16-Jähriger in Dortmund getötet Innenminister soll tödlichen Polizeieinsatz aufklären

Düsseldorf · Die SPD im Düsseldorfer Landtag will, dass Innenminister Herbert Reul (CDU) nach dem tödlichen Polizeieinsatz in Dortmund Rede und Antwort steht. Bei dem Einsatz wurde ein 16-Jähriger getötet. Die SPD sagt, der Fall habe „eine politische Dimension“.

 Eine Protestaktion zwei Tage nach den tödlichen Schüssen der Polizei auf einen 16-Jährigen. Die Praxis, nach der in solchen Fällen bestimmte Polizeibehörden gegeneinander ermitteln, steht in der Kritik.
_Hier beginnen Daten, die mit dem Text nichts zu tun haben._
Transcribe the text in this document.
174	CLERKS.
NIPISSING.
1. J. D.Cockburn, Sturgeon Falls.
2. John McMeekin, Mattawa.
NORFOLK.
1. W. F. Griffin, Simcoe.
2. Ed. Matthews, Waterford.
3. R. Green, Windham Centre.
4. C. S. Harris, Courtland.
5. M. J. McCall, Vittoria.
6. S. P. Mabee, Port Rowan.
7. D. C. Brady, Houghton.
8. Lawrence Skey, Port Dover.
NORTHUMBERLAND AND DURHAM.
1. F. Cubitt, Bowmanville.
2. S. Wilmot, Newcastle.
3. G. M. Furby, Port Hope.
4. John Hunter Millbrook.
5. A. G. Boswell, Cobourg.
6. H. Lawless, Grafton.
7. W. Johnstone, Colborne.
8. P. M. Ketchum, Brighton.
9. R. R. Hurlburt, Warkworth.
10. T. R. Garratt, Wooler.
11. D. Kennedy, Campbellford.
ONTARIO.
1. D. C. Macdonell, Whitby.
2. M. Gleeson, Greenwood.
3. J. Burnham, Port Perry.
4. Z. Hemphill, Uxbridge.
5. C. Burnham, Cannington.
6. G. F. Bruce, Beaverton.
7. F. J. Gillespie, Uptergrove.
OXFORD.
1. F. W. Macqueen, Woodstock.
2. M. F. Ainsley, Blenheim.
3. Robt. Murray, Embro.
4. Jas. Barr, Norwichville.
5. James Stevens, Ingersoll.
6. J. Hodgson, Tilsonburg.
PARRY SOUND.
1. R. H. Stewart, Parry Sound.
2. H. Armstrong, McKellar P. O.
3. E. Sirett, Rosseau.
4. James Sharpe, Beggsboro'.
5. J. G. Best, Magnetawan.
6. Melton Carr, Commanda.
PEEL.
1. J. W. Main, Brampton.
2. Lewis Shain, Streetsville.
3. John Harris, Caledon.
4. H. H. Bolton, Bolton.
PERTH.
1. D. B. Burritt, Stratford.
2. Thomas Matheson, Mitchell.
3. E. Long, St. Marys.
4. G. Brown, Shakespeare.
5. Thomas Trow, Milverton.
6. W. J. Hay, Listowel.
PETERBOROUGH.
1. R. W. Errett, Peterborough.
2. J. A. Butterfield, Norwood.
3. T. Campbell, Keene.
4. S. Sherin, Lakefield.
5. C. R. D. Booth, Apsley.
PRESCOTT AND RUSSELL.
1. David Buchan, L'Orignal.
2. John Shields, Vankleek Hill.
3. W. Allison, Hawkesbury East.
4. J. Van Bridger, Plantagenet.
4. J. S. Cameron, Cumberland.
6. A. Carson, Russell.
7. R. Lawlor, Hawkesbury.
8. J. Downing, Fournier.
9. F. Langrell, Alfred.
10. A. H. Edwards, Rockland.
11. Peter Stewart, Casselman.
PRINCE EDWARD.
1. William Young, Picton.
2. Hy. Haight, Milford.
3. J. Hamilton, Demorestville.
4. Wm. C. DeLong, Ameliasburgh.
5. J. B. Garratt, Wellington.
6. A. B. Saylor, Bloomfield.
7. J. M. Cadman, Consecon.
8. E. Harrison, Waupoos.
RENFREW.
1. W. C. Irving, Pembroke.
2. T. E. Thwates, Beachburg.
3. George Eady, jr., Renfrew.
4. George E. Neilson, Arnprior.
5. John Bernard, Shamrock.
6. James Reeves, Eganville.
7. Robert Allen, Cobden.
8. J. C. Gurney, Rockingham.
Eine Protestaktion zwei Tage nach den tödlichen Schüssen der Polizei auf einen 16-Jährigen. Die Praxis, nach der in solchen Fällen bestimmte Polizeibehörden gegeneinander ermitteln, steht in der Kritik.

Foto: dpa/Roberto Pfeil

Nach dem tödlichen Polizeieinsatz von Dortmund fordert die SPD im Düsseldorfer Landtag Aufklärung. Der Fall habe eine politische Dimension, sagte die stellvertretende SPD-Fraktionschefin Elisabeth Müller-Witt. „Wir haben nicht weniger Fragen dazu, sondern eigentlich, je länger er zurückliegt, immer mehr.“ Dazu soll die Landesregierung nun am kommenden Dienstag in einer außerordentlichen Sitzung des Hauptausschusses berichten.
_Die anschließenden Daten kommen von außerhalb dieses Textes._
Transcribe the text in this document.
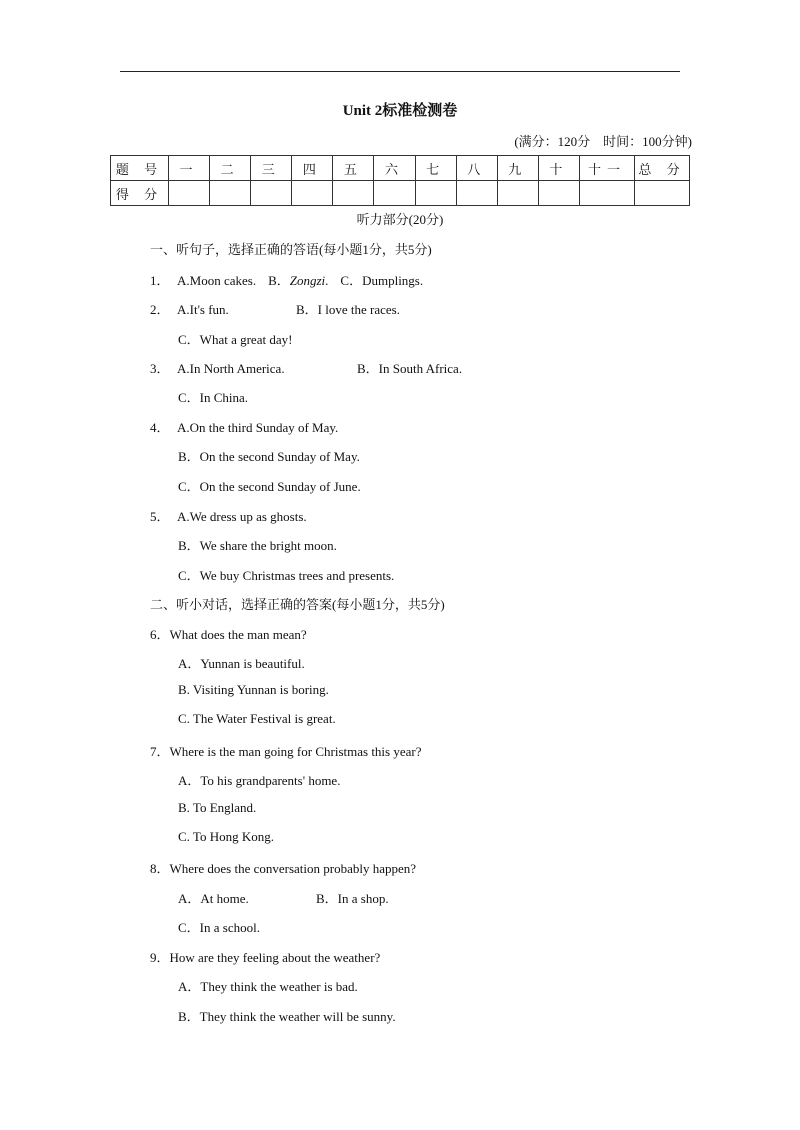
Unit 2标准检测卷
(满分：120分　时间：100分钟)
题 号	一	二	三	四	五	六	七	八	九	十	十一	总 分
得 分												
听力部分(20分)
一、听句子，选择正确的答语(每小题1分，共5分)
1． A.Moon cakes. B．Zongzi. C．Dumplings.
2． A.It's fun.	B．I love the races.
C．What a great day!
3． A.In North America.	B．In South Africa.
C．In China.
4． A.On the third Sunday of May.
B．On the second Sunday of May.
C．On the second Sunday of June.
5． A.We dress up as ghosts.
B．We share the bright moon.
C．We buy Christmas trees and presents.
二、听小对话，选择正确的答案(每小题1分，共5分)
6．What does the man mean?
A．Yunnan is beautiful.
B. Visiting Yunnan is boring.
C. The Water Festival is great.
7．Where is the man going for Christmas this year?
A．To his grandparents' home.
B. To England.
C. To Hong Kong.
8．Where does the conversation probably happen?
A．At home.	B．In a shop.
C．In a school.
9．How are they feeling about the weather?
A．They think the weather is bad.
B．They think the weather will be sunny.
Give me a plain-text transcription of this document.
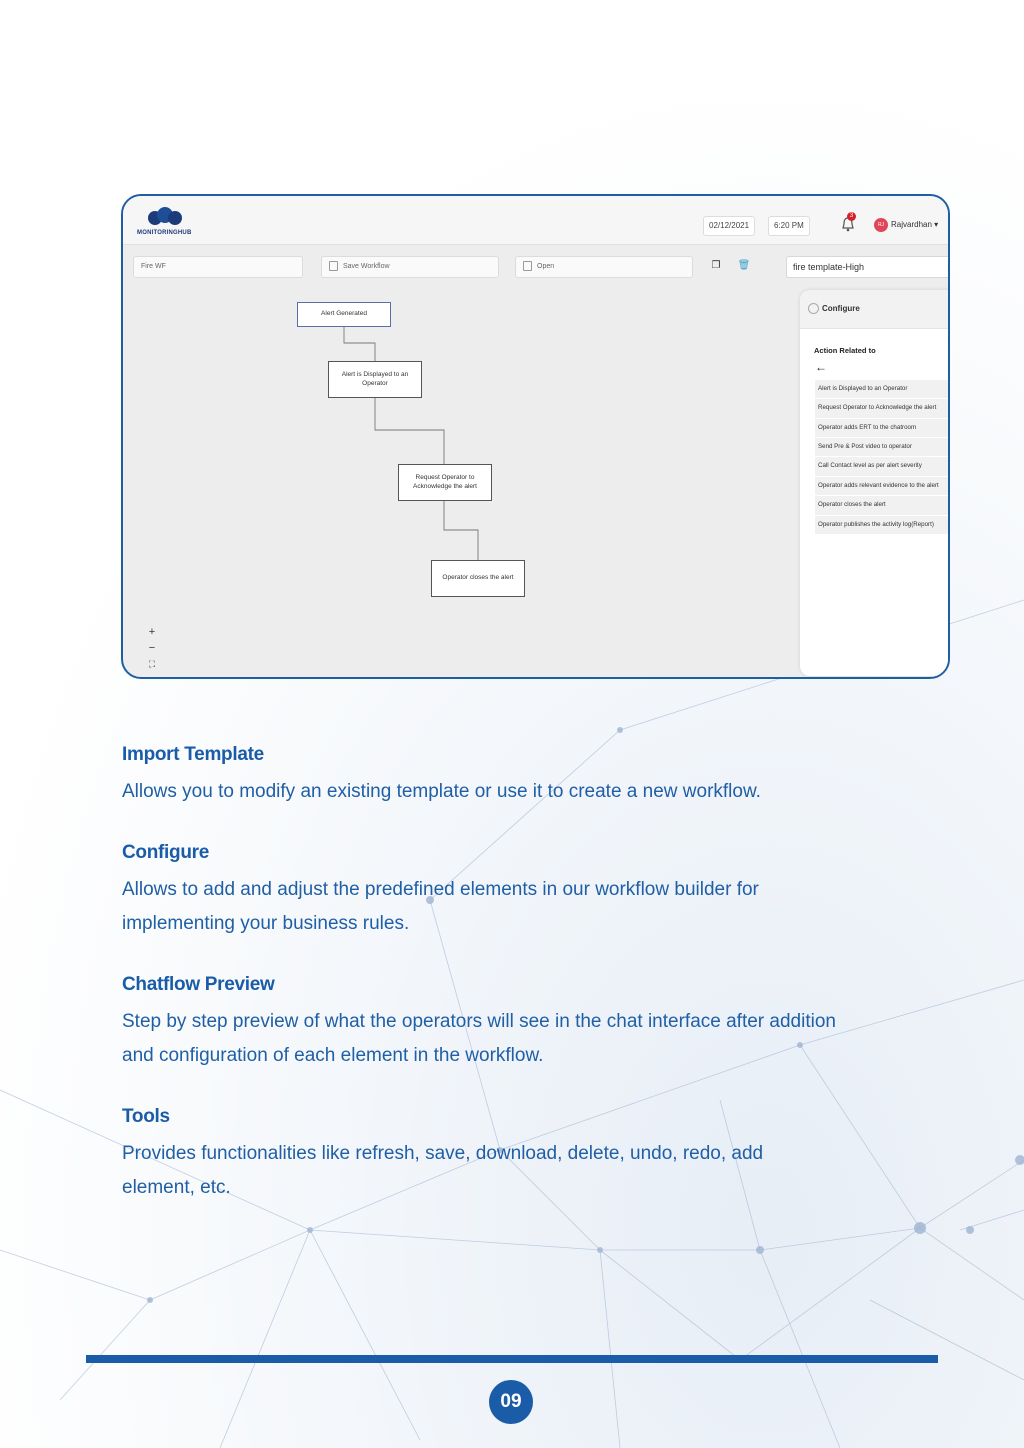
MONITORINGHUB
02/12/2021	6:20 PM
3
RJ Rajvardhan ▾
Fire WF	Save Workflow	Open	❐	🗑	fire template-High
Alert Generated
Alert is Displayed to an Operator
Request Operator to Acknowledge the alert
Operator closes the alert
+
−
⛶
Configure
Action Related to
←
Alert is Displayed to an Operator
Request Operator to Acknowledge the alert
Operator adds ERT to the chatroom
Send Pre & Post video to operator
Call Contact level as per alert severity
Operator adds relevant evidence to the alert
Operator closes the alert
Operator publishes the activity log(Report)
Import Template

Allows you to modify an existing template or use it to create a new workflow.

Configure

Allows to add and adjust the predefined elements in our workflow builder for implementing your business rules.

Chatflow Preview

Step by step preview of what the operators will see in the chat interface after addition and configuration of each element in the workflow.

Tools

Provides functionalities like refresh, save, download, delete, undo, redo, add element, etc.

09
Am 8. August starb ein 16-Jähriger durch Polizeischüsse. Der Jugendliche war augenscheinlich in einem psychischen Ausnahmezustand mit einem Messer auf die Polizei zugelaufen. Ein Beamter feuerte sechs Schüsse aus einer Maschinenpistole, fünf davon trafen. Zuvor waren Pfefferspray- und Taser-Einsatz augenscheindlich wirkungslos geblieben. Die Bodycams der Polizisten waren nicht aktiv. „Wie kann das sein?“, will Müller-Witt nun wissen: „Warum waren diese Bodycams jetzt nicht eingeschaltet?“

Das Innenministerium erklärte dazu, diese Frage sei „Gegenstand der laufenden Ermittlungen“. Generell soll es nach den Ausführungen des Ministeriums auf einen Angreifer deeskalierend wirken, wenn er weiß, dass er gefilmt wird. Die Kameras sollen Gewalt verhindern. Der Vorschrift zufolge dürften aber keine Aufnahmen von Situationen angefertigt werden, die beim Gefilmten ein „besonderes Gefühl der Schamverletzung“ hervorrufen könnten. Der psychische Zustand des jungen Mannes und eine mögliche Selbstmordabsicht „könnte darunter zu subsummieren sein“.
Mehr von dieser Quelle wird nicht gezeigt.